Bagaimana cara Pengadilan
menjatuhkan putusan ? Bila Pengadilan menganggap tidak ada talak tiga, maka
akan bertentangan dengan hati nurani karena mereka telah menjatuhkan talak dengan
tata cara syariat Islam.
Seandainya Pengadilan memberi
putusan agar suami menjatuhkan talak yang ketiga, maka akan kuat dugaan mereka
tidak akan datang dalam persidangan. Bagaimana jalan keluarnya?

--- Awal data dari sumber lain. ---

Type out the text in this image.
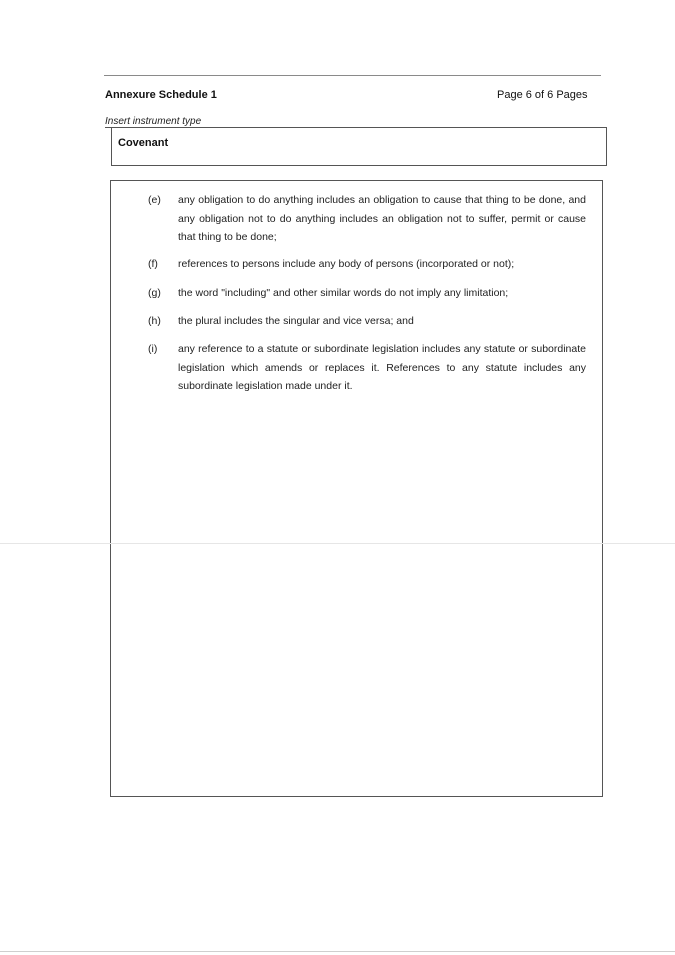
Annexure Schedule 1	Page 6 of 6 Pages
Insert instrument type
Covenant
(e) any obligation to do anything includes an obligation to cause that thing to be done, and any obligation not to do anything includes an obligation not to suffer, permit or cause that thing to be done;
(f) references to persons include any body of persons (incorporated or not);
(g) the word "including" and other similar words do not imply any limitation;
(h) the plural includes the singular and vice versa; and
(i) any reference to a statute or subordinate legislation includes any statute or subordinate legislation which amends or replaces it. References to any statute includes any subordinate legislation made under it.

Mahkamah Agung memberi jawaban sebagai berikut :
Mahkamah Agung memberi jawaban sebagai berikut :
Talak di luar Pengadilan tidak sah,
lihat ketentuan pasal 39 Undang-undang Nomor 1 tahun 1974 tentang Perkawinan
dan pasal 34 Peraturan Pemerintah Nomor. 9 tahun 1975.(MARI. 120:2007).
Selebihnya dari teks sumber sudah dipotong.